To me the best part of the talks and book was the information on how to defend in depth. While I would like to pretend that i wrote perfect (and thus safe) code, it simply isn't true. In fact, it's not even close. My code is buggy and, as much as I try, I simply am not capable of writing it otherwise. However, even though there are code bugs an attack generally goes through many levels and protecting across all of them significantly reduces the risk for users. Michael showed us an interesting security bulletin and how security in depth came in to play:
There had been security bug pre-win2k3 that had been patched. However, even if it hadn't been patched:
It only affected II6 which wasn't installed by default in Win2k3. However, even if it had been installed:
The IIS service that was infected wasn't enabled by default. However, even if it had been enabled:
It required sending an amount of information to the service that far exceeded the rational maximum that it had been capped at. However, even if the administrator had raised the cap:
The process would have just been killed because the code had been compiled with buffer overrun checking in place. This would have resulted in a DOS, but that's less sucky (tm) than having the box execute untrusted code. However, even if it had been able to run executable code:
It would only have "network service" priveleges, far less than "system" or "adminstrator" thus substantially limiting the amount of damage that could have been done.
Ben, one of my colleagues, raised an interesting point. While many of these protections were quite important, there was a risk associated with them. Basically, while we could expect these protections to be understood by sys-admins, if we made the process too diffiuclt for home users you might have a backlash due to frustration with users seeking to disable protections because they got in the way too much. This is a problem that I've noticed when I (or friends) have been running linux or OSX. We've become desensitized to the "type in your password" prompts whenever you need to do an unsafe action. I've done it a few times and then a minute later i went.... "wait! what did i just do that for". So far I don't think i've done anything unsafe, but so far I don't think I've been attacked either. (phew!)

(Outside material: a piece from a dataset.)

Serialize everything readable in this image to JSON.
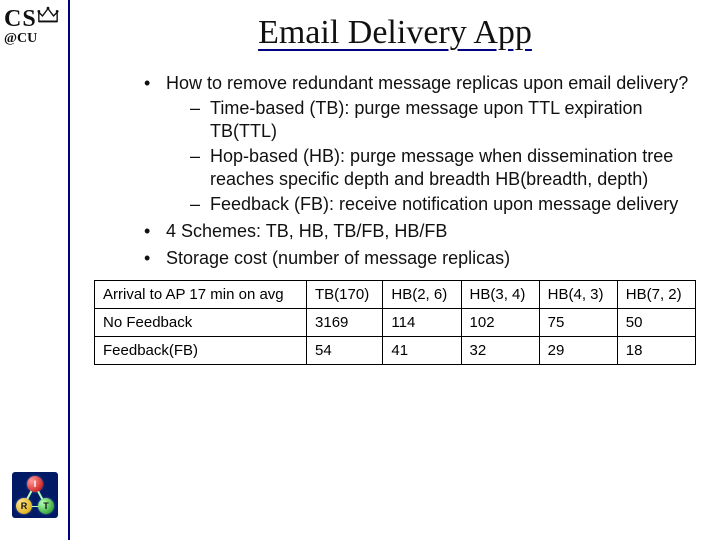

Because of this it's pretty important for software vendors to understand the protections that will be in place and to make sure their software plays nice with it. For example, we've had to do that with the remote debugger. Because of the firewall enabled by default you will (expectedly) not be able to remote debug. The remote debugger could fail and tell you something cryptic like "could not connect", which would lead you to wonder "is the machine accessible?" "is the network screwed up?" etc. etc. Now, you get a message telling you what the problem is ("the firewall is enabled") and options to change the settings.
There were a lot of other interesting things in the talk like how to to whitebox/blackbox security testing and how to do threat models and security planning. It was a lot to digest, but absolutely essential, if for no otehr reason than it made me even more aware of how thinking about security and privacy needs to be done at every phase of development.
On a dissapointing note, it was pretty awful how many security issues across the entire industry are related to buffer overruns. I don't know about you, but every time I see a stack allocated buffer I get the heeby-jeebies. String functions and people manually manipulating pointers to buffers and strings also scare the hell out of me. Come on people, just use std::string or ATL::CString. You'll be happier that you did! (or just use managed code *cough* c# *cough*)
Of course, this is just one attack area (albeit a highly noticible one due to how the slightest mistake can lead to absolutely devastating results), and there are other areas that will get you even if you do use managed code. If there was one incredibly useful thing that this has done it's to make me realize that education is incredibly important. And I'm talking about my own education here. If someone wants me to do some web development for them, I know now that not only am I not qualified, there are an enormity of security issues out there that I just don't know how to deal with. If it were ever necessary for me to work in that area then I would definitely not fool myself and I would get a hell of a lot of training before proceeding.